Two women appeared from an inner cave; rough, unkempt, but handsome in their brilliant Welsh way with the lovely complexions of a land of soft rains, bright-eyed, the dark hair, uncombed, tumbling in black tendrils from crown to shoulders; the strong, sturdy figures decked out in what had been the finery of rich women plundered — once lovely petticoats of cambric and lace, now bedraggled and clinging to sturdy brown legs. They spoke to Catti in Welsh. ‘They say, milady, there’s a place, a — a cave — where you may sleep: Y Cadno’s woman will give it up to you. And you shall have food.’
But a few hours ago, mine host had scraped and cavorted and offered of his best to her ladyship; the night before that, it had required a whole retinue to see her up to bed. And now… All the planning and the scheming, in long-ago Gloucestershire, all the hours of anxiety, all the daring of it! — and for this… A cave where she might sleep; and she should have food.
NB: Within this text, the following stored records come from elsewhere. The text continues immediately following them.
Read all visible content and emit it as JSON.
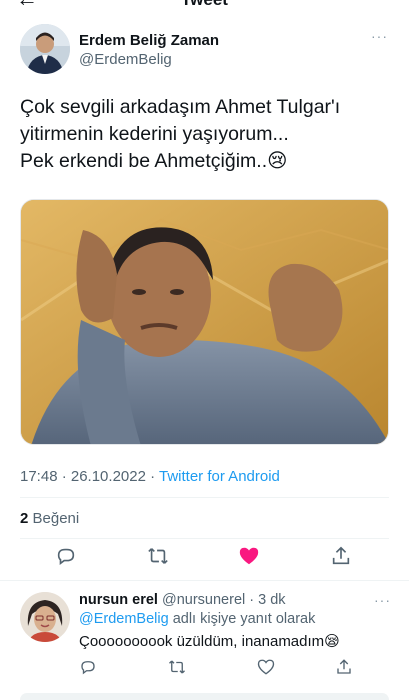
{
  "header": {
    "back_icon": "back-arrow-icon",
    "title": "Tweet"
  },
  "tweet": {
    "author_name": "Erdem Beliğ Zaman",
    "author_handle": "@ErdemBelig",
    "more": "···",
    "text_lines": [
      "Çok sevgili arkadaşım Ahmet Tulgar'ı",
      "yitirmenin kederini yaşıyorum...",
      "Pek erkendi be Ahmetçiğim..😢"
    ],
    "time": "17:48 · 26.10.2022 · ",
    "source": "Twitter for Android",
    "likes_count": "2",
    "likes_label": "Beğeni",
    "actions": [
      "reply-icon",
      "retweet-icon",
      "like-icon-filled",
      "share-icon"
    ],
    "like_color": "#f91880"
  },
  "reply": {
    "name": "nursun erel",
    "handle_time": "@nursunerel · 3 dk",
    "reply_to_mention": "@ErdemBelig",
    "reply_to_suffix": " adlı kişiye yanıt olarak",
    "text": "Çoooooooook üzüldüm, inanamadım😪",
    "more": "···"
  }
}
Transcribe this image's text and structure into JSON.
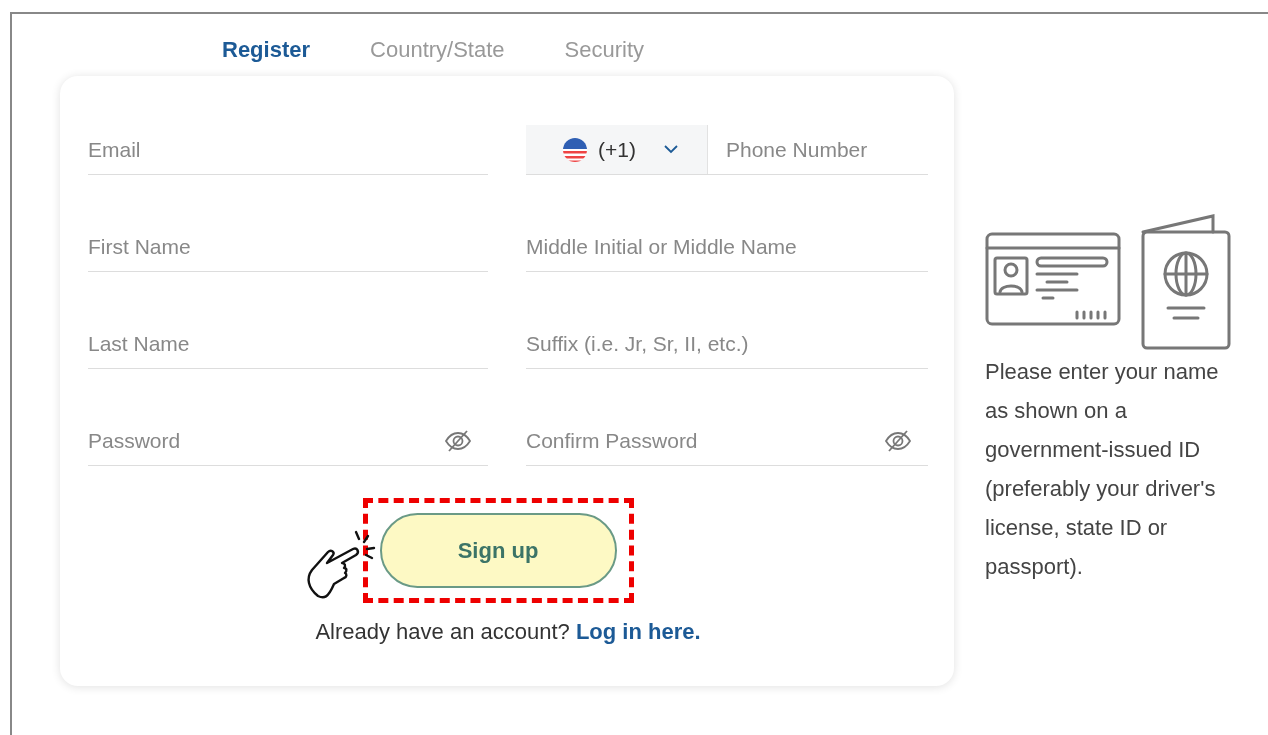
{
  "tabs": [
    {
      "label": "Register",
      "selected": true
    },
    {
      "label": "Country/State",
      "selected": false
    },
    {
      "label": "Security",
      "selected": false
    }
  ],
  "form": {
    "fields": [
      {
        "kind": "text",
        "placeholder": "Email"
      },
      {
        "kind": "phone",
        "code": "(+1)",
        "placeholder": "Phone Number"
      },
      {
        "kind": "text",
        "placeholder": "First Name"
      },
      {
        "kind": "text",
        "placeholder": "Middle Initial or Middle Name"
      },
      {
        "kind": "text",
        "placeholder": "Last Name"
      },
      {
        "kind": "text",
        "placeholder": "Suffix (i.e. Jr, Sr, II, etc.)"
      },
      {
        "kind": "password",
        "placeholder": "Password"
      },
      {
        "kind": "password",
        "placeholder": "Confirm Password"
      }
    ],
    "submit": {
      "label": "Sign up",
      "highlighted": true
    },
    "login_prompt": "Already have an account?",
    "login_link": "Log in here."
  },
  "aside": {
    "text": "Please enter your name as shown on a government-issued ID (preferably your driver's license, state ID or passport)."
  }
}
She could not help a small giggle at the thought of it, the topsy-turvy absurdity of it; and had suddenly a vision of her dear mother nid-nodding and bobbing, compliments-and-thanks-my-lady and there’s a cave where your ladyship may sleep — and wen
t off into outright laughter, peal upon peal of it ringing through the barbaric splendours of the great cavern, out to where in the flare of the torches, the men thronged, shouting aloud their triumphant news…
Outside, in the broadening out of the little valley before its final embracement of the fall of rocks, a sort of foreground had been stamped by the tread of horses and men, and here the gang were assembled, the women running out to their men with tankards of ale or wine, with wild kisses and bursts of triumphant, capering dancing as, in incomprehensible Welsh, they tossed the good news to one another — the Earl himself taken and his lady, and brought to ransom, coach, coachman, horses and all (Willie-bach was bringing the coach round by the roadway.) It was like a stage set, thought Marigelda, running back from the great hall to the tunnel mouth, standing there, watching it: the young boys humping the saddles from the ponies, sliding the bits from their mouths, giving them a friendly whack on the rump, to send them trotting off gratefully to their own quarters, the women all laughing and dancing, a rabble of children scampering about amongst them; the men shouting to and fro their boasts of riches to come, half in Welsh, half in English, in either hardly to be understood. In their midst stood Dio y Diawl — Dio the Devil, stout and jovial, with a big handsome head and heavy body, fat yet muscular, with huge shoulders and arms; and laughed and touched tankards with reeling admirers and broke at last into a velvety tenor, singing a hymn of praise. All around him the song was taken up, the deep sweet music bell-like and clear in the hubbub of laughter and shouting, rising up in a crescendo of sound to the palely appearing stars in the quiet sky. And suddenly, from around a corner three men appeared. And the music died and the voices were hushed: and silence fell.